Sementara penulis novel Shaman, Ayu Utami menyoroti tentang humanisme karya-karya Romo Mangun. Disebutkan, Romo Mangun lahir empat tahun setelah Pramoedya Anantatoer. “Namun, beliau baru menyumbangkan karyanya di usia lanjut. Meski begitu, setiap karya beliau selalu menggambarkan sosok-sosok tokoh yang detail. Sehingga setiap pembacanya dapat menggambarkan dengan jelas dan pasti tentang tokoh yang ditampilkan,” bebernya.

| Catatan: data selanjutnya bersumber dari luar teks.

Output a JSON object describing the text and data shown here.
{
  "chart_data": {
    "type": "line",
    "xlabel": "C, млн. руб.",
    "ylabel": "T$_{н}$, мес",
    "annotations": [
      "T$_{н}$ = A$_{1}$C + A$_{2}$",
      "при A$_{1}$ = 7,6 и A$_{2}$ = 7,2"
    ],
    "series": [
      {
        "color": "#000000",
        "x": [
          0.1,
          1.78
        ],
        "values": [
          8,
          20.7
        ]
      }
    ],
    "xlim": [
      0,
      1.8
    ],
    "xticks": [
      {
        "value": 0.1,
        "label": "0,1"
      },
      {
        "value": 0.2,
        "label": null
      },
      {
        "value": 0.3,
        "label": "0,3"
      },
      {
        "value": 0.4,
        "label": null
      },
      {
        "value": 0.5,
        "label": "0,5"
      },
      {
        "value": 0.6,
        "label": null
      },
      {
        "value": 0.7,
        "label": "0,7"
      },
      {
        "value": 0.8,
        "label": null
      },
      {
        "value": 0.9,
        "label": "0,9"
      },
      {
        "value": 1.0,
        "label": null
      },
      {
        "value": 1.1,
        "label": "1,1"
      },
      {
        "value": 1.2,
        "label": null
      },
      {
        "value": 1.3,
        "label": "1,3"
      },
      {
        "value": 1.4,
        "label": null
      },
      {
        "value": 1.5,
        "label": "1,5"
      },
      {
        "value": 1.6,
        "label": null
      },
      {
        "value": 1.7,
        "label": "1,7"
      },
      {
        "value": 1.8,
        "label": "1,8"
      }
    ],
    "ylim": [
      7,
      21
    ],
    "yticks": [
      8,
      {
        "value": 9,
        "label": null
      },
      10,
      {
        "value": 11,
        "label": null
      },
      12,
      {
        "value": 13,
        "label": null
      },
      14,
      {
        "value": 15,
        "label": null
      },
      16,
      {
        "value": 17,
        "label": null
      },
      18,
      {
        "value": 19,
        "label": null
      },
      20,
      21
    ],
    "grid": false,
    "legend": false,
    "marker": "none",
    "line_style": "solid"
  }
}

Ayu menilai sosok Romo Mangun sangat memahami humanisme manusia secara ideal. Romo Mangun juga dinilai konsisten dan menolak standarisasi yang tidak sesuai dengan jati dirinya.
“Dalam karya-karya Romo Mangun selalu mengedepankan proses pembuatannya, sehingga karya-karya beliau tersuguhkan secara sempurna,” urainya.
Budayawan, Emha Ainun Najib berpandangan bahwa Romo Mangun selalu memperjuangkan hati nurani manusia. Terlepas dari tekanan pihak-pihak yang mencampuri karya-karyanya itu. Disamping itu, pria yang dikenal dengan sebutan Cak Nun tersebut juga menilai dari segita tata bahasa yang diangkat oleh Romo Mangun juga sangat mendalam. Dirinya dapat memilih diksi-diksi kata yang sesuai dengan tatanan dan kebiasaan masyarakat, khususnya orang Jawa.
“Tatanan kata yang digunakan Romo Mangun ini sangat sesuai. Sehingga sebagai seorang sastrawan, dalam karya-karya dibuatnya penggunaan kata tersebut sudah dapat dilihat kapasitas karya yang dihasilkannya,” ujar pria asli Jombang tersebut.